Bridge considers the addition of the Lockdown Mode a welcome step and said no one can slam the door shut on mercenary attackers like Apple can. "Apple has said this isn’t for everyone," noted Bridge, "but the people who need this support need it to be in the operating system, not just as a bolt-on."

Evan Krueger, Head of Engineering at Token, believes equipping people with the ability to control the level of security on their device is always preferable to limiting or gating those options based on someone else’s criteria. 

"It’s true that most users won’t require such a restricted permission scheme," Krueger told Lifewire via email, "but as long as Apple, and any company offering a similar option, is clear in its communication about the tradeoffs and how to enable or disable the protections, I see it as a net positive."

Bolstering Privacy

The debut of lockdown mode comes amid a larger conversation about the need for better protection of people’s personal data.

Bridge noted that while Apple has a great track record preserving on-device privacy, their record in the App Store is a whole lot less sterling. The one thing that bothers him in particular is the presence of bad actors on the App Store who are pretending to be something they’re not, all while gathering data from end users’ devices.

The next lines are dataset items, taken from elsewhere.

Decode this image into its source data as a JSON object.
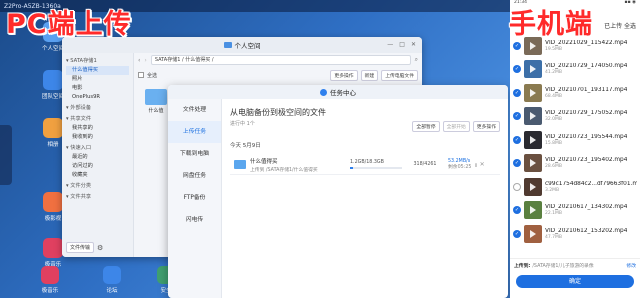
{
  "desktop": {
    "title": "Z2Pro-A5ZB-1360a",
    "icons": [
      {
        "label": "个人空间",
        "color": "#5aa0f0"
      },
      {
        "label": "团队空间",
        "color": "#3d86e8"
      },
      {
        "label": "相册",
        "color": "#f0a040"
      },
      {
        "label": "极影视",
        "color": "#f07040"
      },
      {
        "label": "极音乐",
        "color": "#e04060"
      }
    ],
    "taskbar": [
      "极音乐",
      "论坛",
      "安全"
    ]
  },
  "overlay": {
    "left_title": "PC端上传",
    "right_title": "手机端"
  },
  "file_manager": {
    "title": "个人空间",
    "window_controls": [
      "—",
      "□",
      "✕"
    ],
    "sidebar": [
      {
        "label": "SATA存储1",
        "type": "hdr"
      },
      {
        "label": "什么值得买",
        "type": "sub",
        "selected": true
      },
      {
        "label": "照片",
        "type": "sub"
      },
      {
        "label": "电影",
        "type": "sub"
      },
      {
        "label": "OnePlus9R",
        "type": "sub"
      },
      {
        "label": "外部设备",
        "type": "hdr"
      },
      {
        "label": "共享文件",
        "type": "hdr"
      },
      {
        "label": "我共享的",
        "type": "sub"
      },
      {
        "label": "我收到的",
        "type": "sub"
      },
      {
        "label": "快速入口",
        "type": "hdr"
      },
      {
        "label": "最近的",
        "type": "sub"
      },
      {
        "label": "访问过的",
        "type": "sub"
      },
      {
        "label": "收藏夹",
        "type": "sub"
      },
      {
        "label": "文件分类",
        "type": "hdr"
      },
      {
        "label": "文件共享",
        "type": "hdr"
      }
    ],
    "sidebar_bottom": "文件传输",
    "path": "SATA存储1 / 什么值得买 /",
    "select_all": "全选",
    "actions": [
      "更多操作",
      "新建",
      "上传电脑文件"
    ],
    "file_name": "什么值"
  },
  "task_center": {
    "title": "任务中心",
    "nav": [
      {
        "label": "文件处理",
        "active": false
      },
      {
        "label": "上传任务",
        "active": true
      },
      {
        "label": "下载到电脑",
        "active": false
      },
      {
        "label": "网盘任务",
        "active": false
      },
      {
        "label": "FTP备份",
        "active": false
      },
      {
        "label": "闪电传",
        "active": false
      }
    ],
    "heading": "从电脑备份到极空间的文件",
    "subheading": "进行中 1个",
    "buttons": [
      "全部暂停",
      "全部开始",
      "更多操作"
    ],
    "date": "今天 5月9日",
    "task": {
      "name": "什么值得买",
      "path": "上传到 /SATA存储1/什么值得买",
      "size": "1.2GB/18.3GB",
      "count": "318/4261",
      "speed": "53.2MB/s",
      "eta": "剩余05:25",
      "progress": 0.066
    }
  },
  "phone": {
    "status_left": "21:34",
    "status_right": "▪▪ ◉",
    "header_left": "✕",
    "header_right": "已上传 全选",
    "items": [
      {
        "name": "VID_20221029_115422.mp4",
        "size": "19.5MB",
        "checked": true,
        "color": "#7a6a58"
      },
      {
        "name": "VID_20210729_174050.mp4",
        "size": "41.2MB",
        "checked": true,
        "color": "#3c6fa8"
      },
      {
        "name": "VID_20210701_193117.mp4",
        "size": "68.4MB",
        "checked": true,
        "color": "#8a7a50"
      },
      {
        "name": "VID_20210729_175052.mp4",
        "size": "32.0MB",
        "checked": true,
        "color": "#4a5a70"
      },
      {
        "name": "VID_20210723_195544.mp4",
        "size": "15.8MB",
        "checked": true,
        "color": "#2a2a30"
      },
      {
        "name": "VID_20210723_195402.mp4",
        "size": "28.6MB",
        "checked": true,
        "color": "#6a5040"
      },
      {
        "name": "c99c1754d84c2...df79663f01.mp4",
        "size": "3.2MB",
        "checked": false,
        "color": "#503a30"
      },
      {
        "name": "VID_20210617_134302.mp4",
        "size": "22.1MB",
        "checked": true,
        "color": "#5a8040"
      },
      {
        "name": "VID_20210612_153202.mp4",
        "size": "47.7MB",
        "checked": true,
        "color": "#a06040"
      }
    ],
    "upload_label": "上传到:",
    "upload_path": "/SATA存储1/儿子旅游的录像",
    "modify": "修改",
    "confirm": "确定"
  }
}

"While Apple has made this harder, there are still tens of thousands of copycat apps that are just honeypots for information," said Bridge. "How they haven’t hardened the App Store against these bad actors is beyond me."

Short of not using a device, there is no way to prevent exploitation by a 'zero-click exploit.'

According to a 2021 investigation by The Washington Post, scam apps are "hiding in plain sight" on the App Store. The investigation revealed that 18 of the top 1000 highest grossing apps on Apple’s App Store were guilty of scamming iOS users. WaPo used figures from market research firm Appfigures to suggest scam apps had milked about $48 million from iOS users.

For what it’s worth, Apple has been making moves to improve privacy on the App Store, with the addition of Privacy Labels to help people make informed decisions before downloading apps, and the spring cleaning initiative to remove old and non-compliant apps.

In addition to Apple, Bridge suggests people should also take more responsibility and look at how they manage their devices. "This should complement the work that Apple has done, and this kind of approach is essential as everyone works in more flexible ways," opined Bridge.